Make sure to pick a protein powder that tastes good or else you’ll be a lot less likely to drink it. There are some “hardcore” folks that would drink liquid chalk if it meant more muscle, but most won’t—myself included. I personally like Metabolic Drive because it’s a little thicker than most straight whey powders, which I like.

With most protein powders, two scoops mixed with water or milk will do the trick to start. I usually have one shake after my workout, one in the afternoon between lunch and dinner, and I’ll sometimes (actually usually) have one before I go to bed.

Step 4. Be careful about complaining

If you’re someone that struggles to gain weight, don’t complain about it to people that are struggling to lose weight. They will have no sympathy, and it’s an easy way to get them to dislike you. Saving the complaining for your fellow “hardgainer” friends.

Better yet, quit the complaining altogether and just take care of business.


  • http://www.facebook.com/stephen.bergeron2 Steve Bergeron

    Nuts and nut butters on off days can make a HUGE difference for some. A lot of times people who want to ‘stay lean’ and gain size are afraid of dietary fat. They are easy to carry or keep in your office or car. 🙂

    • Ben Bruno

      Yep, nut butters can be great, and lots of people like them. I don’t personally, though I do eat almonds. I’m also allergic to peanuts 🙁

  • Cole123

    Ben, what would you say to some one who is overweight and trying to lose weight. Where would you tell them to start or how would you approach the situation. I have to admit I am a prime example of the calories in vs calories out. However, I know there are psychological factors that come into play. I work in a corporate setting and deal mainly with obese clients. Any advice on what to say or how to get them started?

    • Ben Bruno

      Cole, this could really be another blog, or a book even. Could you specifiy your questions and I’ll do my best to take a stab.

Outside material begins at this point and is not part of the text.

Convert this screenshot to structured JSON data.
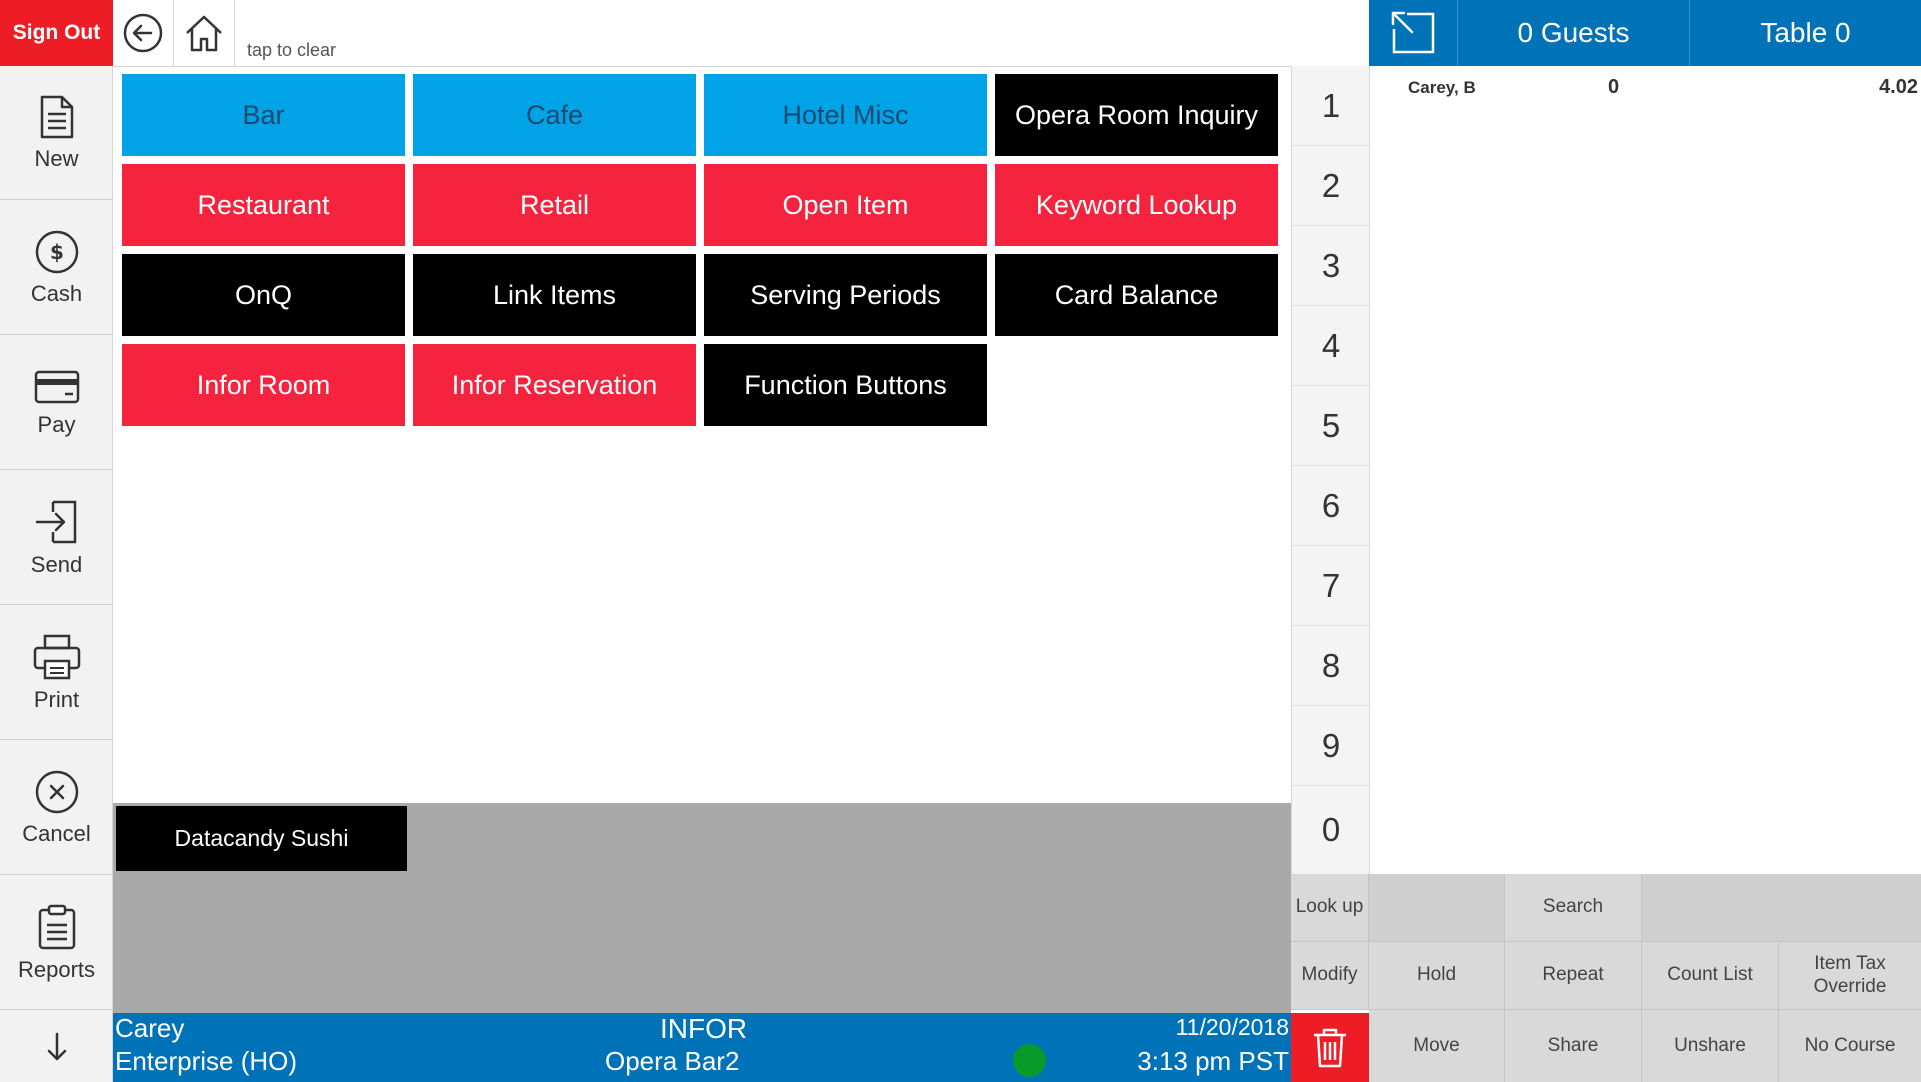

    • http://www.facebook.com/paul.white.3532507 Paul White

      I was going to ask that. I’ve been stuck at 42″ pants for months 🙁 My strength is still going up but my body doesn’t seem to be changing much; still have too much gut and love handles. I’ve started tracking my macros and I’m doing a protein shake 1-2x/day (instead of other snacks) so I’ll see if that helps…

  • Cole123

    What would you say to a client who, takes your recommendation on food choices and starts working out consistently prior to being sedentary. But after months have seen no results. I know I’m putting my trust in the fact that they have been making better choices, considering the fact that 60-70% of people underestimate there calories and food intake. So my question is what should I be telling them if the calorie in vs calorie out theory is the wrong approach.

  • Jake

    Great recommendations, Ben.

    You’re on point about the kids claiming that they eat “so much”; increasingly common is the excuse, “I have a fast metabolism”. These excuses that do nothing but distract from the goal.

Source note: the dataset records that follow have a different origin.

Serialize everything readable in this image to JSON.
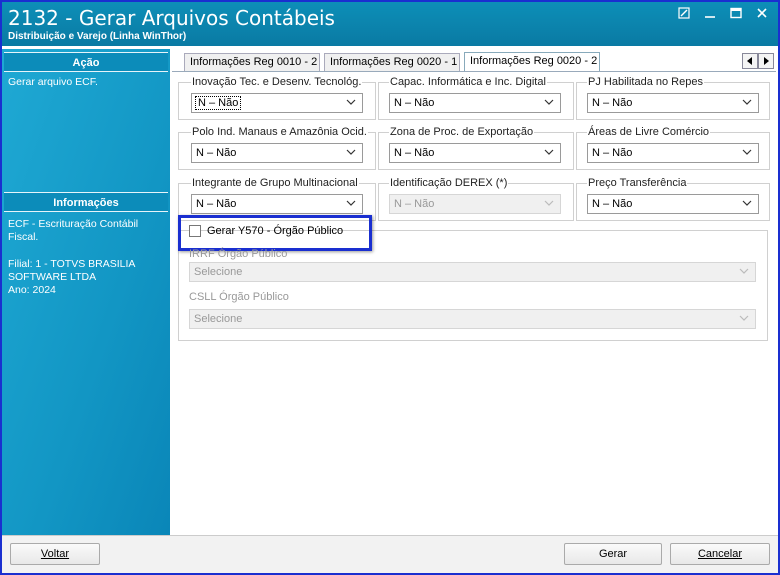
{
  "window": {
    "title": "2132 - Gerar Arquivos Contábeis",
    "subtitle": "Distribuição e Varejo (Linha WinThor)"
  },
  "sidebar": {
    "action_header": "Ação",
    "action_item": "Gerar arquivo ECF.",
    "info_header": "Informações",
    "info_line1": "ECF - Escrituração Contábil",
    "info_line2": "Fiscal.",
    "info_line3": "Filial: 1 - TOTVS BRASILIA",
    "info_line4": "SOFTWARE LTDA",
    "info_line5": "Ano: 2024"
  },
  "tabs": [
    {
      "label": "Informações Reg 0010 - 2",
      "active": false
    },
    {
      "label": "Informações Reg 0020 - 1",
      "active": false
    },
    {
      "label": "Informações Reg 0020 - 2",
      "active": true
    }
  ],
  "fields": {
    "inovacao": {
      "label": "Inovação Tec. e Desenv. Tecnológ.",
      "value": "N – Não"
    },
    "capac": {
      "label": "Capac. Informática e Inc. Digital",
      "value": "N – Não"
    },
    "pj_repes": {
      "label": "PJ Habilitada no Repes",
      "value": "N – Não"
    },
    "polo": {
      "label": "Polo Ind. Manaus e Amazônia Ocid.",
      "value": "N – Não"
    },
    "zona": {
      "label": "Zona de Proc. de Exportação",
      "value": "N – Não"
    },
    "areas": {
      "label": "Áreas de Livre Comércio",
      "value": "N – Não"
    },
    "integrante": {
      "label": "Integrante de Grupo Multinacional",
      "value": "N – Não"
    },
    "derex": {
      "label": "Identificação DEREX (*)",
      "value": "N – Não"
    },
    "preco": {
      "label": "Preço Transferência",
      "value": "N – Não"
    }
  },
  "y570": {
    "checkbox_label": "Gerar Y570 - Órgão Público",
    "checked": false,
    "irrf_label": "IRRF Órgão Público",
    "irrf_value": "Selecione",
    "csll_label": "CSLL Órgão Público",
    "csll_value": "Selecione"
  },
  "footer": {
    "voltar_label": "Voltar",
    "gerar_label": "Gerar",
    "cancelar_label": "Cancelar"
  },
  "colors": {
    "titlebar": "#0a7aa3",
    "sidebar": "#1296c4",
    "highlight_border": "#1a2fd0"
  },
  "icons": [
    "chevron-down-icon",
    "minimize-icon",
    "maximize-icon",
    "close-icon",
    "tab-prev-icon",
    "tab-next-icon"
  ]
}
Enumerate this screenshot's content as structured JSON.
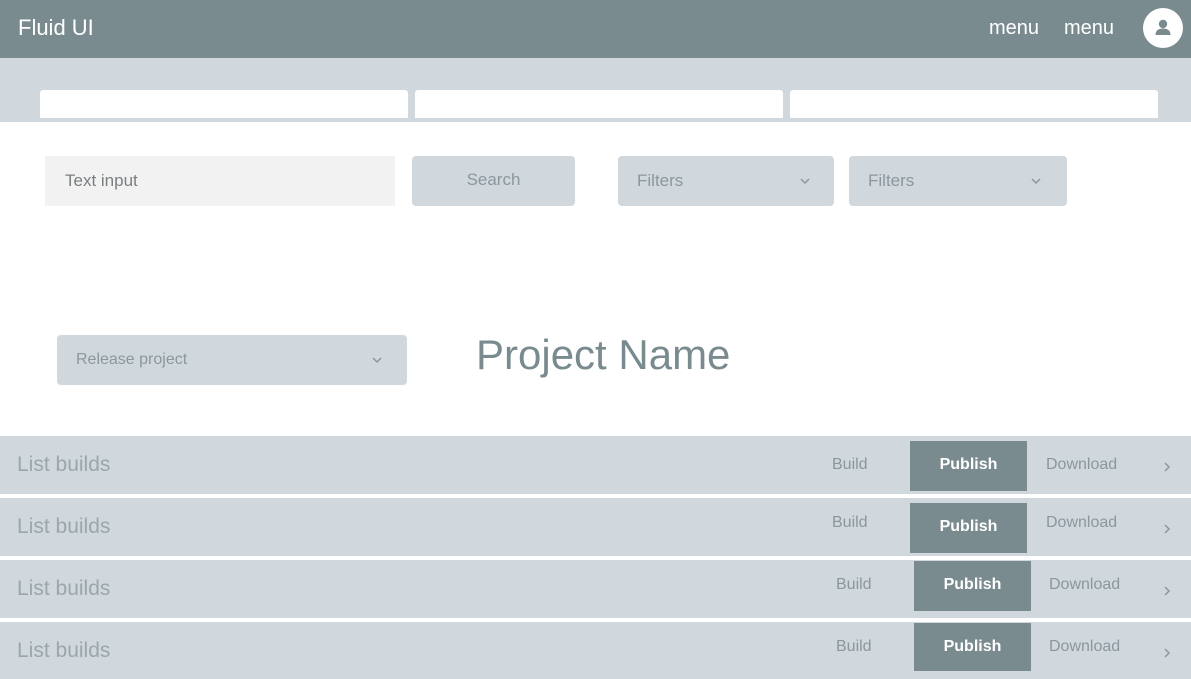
{
  "header": {
    "brand": "Fluid UI",
    "menu_items": [
      "menu",
      "menu"
    ]
  },
  "tabs": [
    {
      "label": ""
    },
    {
      "label": ""
    },
    {
      "label": ""
    }
  ],
  "search": {
    "placeholder": "Text input",
    "button_label": "Search"
  },
  "filters": [
    {
      "label": "Filters"
    },
    {
      "label": "Filters"
    }
  ],
  "release_select": {
    "label": "Release project"
  },
  "project_title": "Project Name",
  "list_rows": [
    {
      "label": "List builds",
      "build": "Build",
      "publish": "Publish",
      "download": "Download"
    },
    {
      "label": "List builds",
      "build": "Build",
      "publish": "Publish",
      "download": "Download"
    },
    {
      "label": "List builds",
      "build": "Build",
      "publish": "Publish",
      "download": "Download"
    },
    {
      "label": "List builds",
      "build": "Build",
      "publish": "Publish",
      "download": "Download"
    }
  ],
  "icons": {
    "avatar": "user-avatar-icon",
    "dropdown": "chevron-down-icon",
    "row_action": "chevron-right-icon"
  },
  "colors": {
    "header_bg": "#7a8b90",
    "panel_bg": "#d0d8dd",
    "publish_bg": "#7a8b90",
    "muted_text": "#8b979d"
  }
}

    Hopefully this post motivates people to stop complaining and take action!


  • Nick

    “…quit the complaining altogether and just take care of business.”

    Words to live by.

  • Colin

    My 15 year old is an elite swimmer who, at 6’3″ was a stringbean. He trains 15+ hrs per week including gym workouts. We have been able to get him to build muscle over the last few months, all while maintaining 6-7% bodyfat using methods very similar to Bens recommendations. I believe patience and consistency are the key – like most things on life. Great post!